His father had chosen his name, thinking that it referred to artesian wells. It wasn’t until Artemis was a grown man that he discovered he had been named for the chaste goddess of the hunt. He didn’t seem to mind and, anyhow, everybody called him Art. He wore work clothes and in the winter a seaman’s knitted cap. His manner with strangers was rustic and shy and something of an affectation, since he read a good deal and had an alert and inquisitive intelligence. His father had learned his trade as an apprentice and had not graduated from high school. He regretted not having an education and was very anxious that his son should go to college. Artemis went to a small college called Laketon in the north of the state and got an engineering degree.

—JOHN CHEEVER, “Artemis, the Honest Well Digger,” The Stories of John Cheever

By nature, Cohn is diffident and modest—not necessarily useful traits in his chosen profession.

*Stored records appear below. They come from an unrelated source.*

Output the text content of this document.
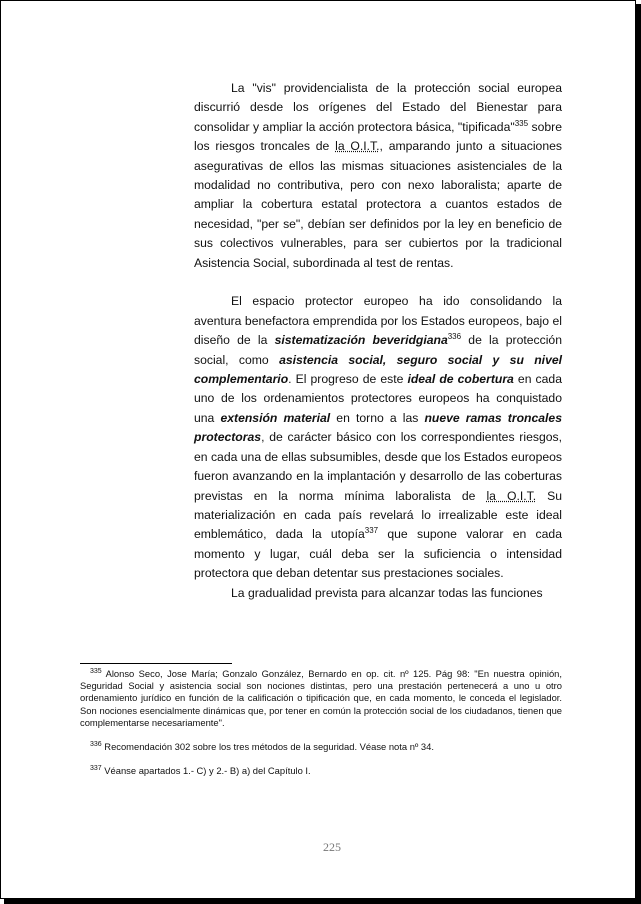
La "vis" providencialista de la protección social europea discurrió desde los orígenes del Estado del Bienestar para consolidar y ampliar la acción protectora básica, "tipificada"$^{335}$ sobre los riesgos troncales de la O.I.T., amparando junto a situaciones asegurativas de ellos las mismas situaciones asistenciales de la modalidad no contributiva, pero con nexo laboralista; aparte de ampliar la cobertura estatal protectora a cuantos estados de necesidad, "per se", debían ser definidos por la ley en beneficio de sus colectivos vulnerables, para ser cubiertos por la tradicional Asistencia Social, subordinada al test de rentas.

El espacio protector europeo ha ido consolidando la aventura benefactora emprendida por los Estados europeos, bajo el diseño de la sistematización beveridgiana$^{336}$ de la protección social, como asistencia social, seguro social y su nivel complementario. El progreso de este ideal de cobertura en cada uno de los ordenamientos protectores europeos ha conquistado una extensión material en torno a las nueve ramas troncales protectoras, de carácter básico con los correspondientes riesgos, en cada una de ellas subsumibles, desde que los Estados europeos fueron avanzando en la implantación y desarrollo de las coberturas previstas en la norma mínima laboralista de la O.I.T. Su materialización en cada país revelará lo irrealizable este ideal emblemático, dada la utopía$^{337}$ que supone valorar en cada momento y lugar, cuál deba ser la suficiencia o intensidad protectora que deban detentar sus prestaciones sociales.

La gradualidad prevista para alcanzar todas las funciones

$^{335}$ Alonso Seco, Jose María; Gonzalo González, Bernardo en op. cit. nº 125. Pág 98: "En nuestra opinión, Seguridad Social y asistencia social son nociones distintas, pero una prestación pertenecerá a uno u otro ordenamiento jurídico en función de la calificación o tipificación que, en cada momento, le conceda el legislador. Son nociones esencialmente dinámicas que, por tener en común la protección social de los ciudadanos, tienen que complementarse necesariamente".

$^{336}$ Recomendación 302 sobre los tres métodos de la seguridad. Véase nota nº 34.

$^{337}$ Véanse apartados 1.- C) y 2.- B) a) del Capítulo I.

225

To compensate, he has developed an orally aggressive manner—a confident staccato, as unstoppable as a bunch of marbles rolling down a hill—that could easily be mistaken for unrestrained egotism. His conversational style is as crisp and breezy as a morning d.j.’s. He laughs a lot—a popping laugh that sounds like a can of beer being opened, followed by a wheeze.

—MARK SINGER, “Professional Doppelgänger,” Mr. Personality: Profiles and Talk Pieces from The New Yorker

What is not debatable is that a perfect bowl of Hanoi pho is a balanced meeting of savory, sweet, sour, spicy, salty, and even umami—a gentle commingling of textures as well: soft and giving, wet and slippery, slightly chewy, momentarily resistant but ultimately near-diaphanous, light and heavy, leafy and limp, crunchy and tender.

—ANTHONY BOURDAIN, Medium Raw

He’d spent thirty of his fifty-six years working in the Memphis Public School system. When you first met him, you thought that whatever happened next it wasn’t likely to be pleasant. His social manner was, like his salt-and-pepper hair, clipped short. He had the habit of frowning when another would have smiled, and of taking a joke seriously. But after about twenty minutes you realized that though the hard surface was both thin and brittle, beneath was a pudding of sentiment and emotion. He teared up easily, and was quick to empathize.

—MICHAEL LEWIS, The Blind Side

The smell of a rich, sweet Germanic tobacco sat in a cloud just above head level, staining the leaves of the highest books yellow, and there was an elaborate smoking set on a side table—spare mouthpieces, pipes ranging from the standard U-bend to ever more curious shapes, snuff boxes, a selection of gauzes—all laid out in a velvet-lined leather case like a doctor’s instruments. Scattered about the walls and lining the fireplace were photos of the Chelfen clan, including comely portraits of Joyce in her pert-breasted hippie youth, a retroussé nose sneaking out between two great sheaths of hair.

—ZADIE SMITH, White Teeth

The line rang with three more piercing notes—Mercy! they could burst an eardrum, hello? I said Mister Bast is abroad somewhere just a minute, Julia? The card that came yesterday with a picture of a mountain, where, hello . . . ?

—Who in heaven’s name . . .

—Well I never! The oddest voice, it sounded like someone talking under a pillow. I thought he said he was a business friend of James, the most awful shrill sounds on the telephone line and then it sounded like a loud bell ringing and he simply hung up.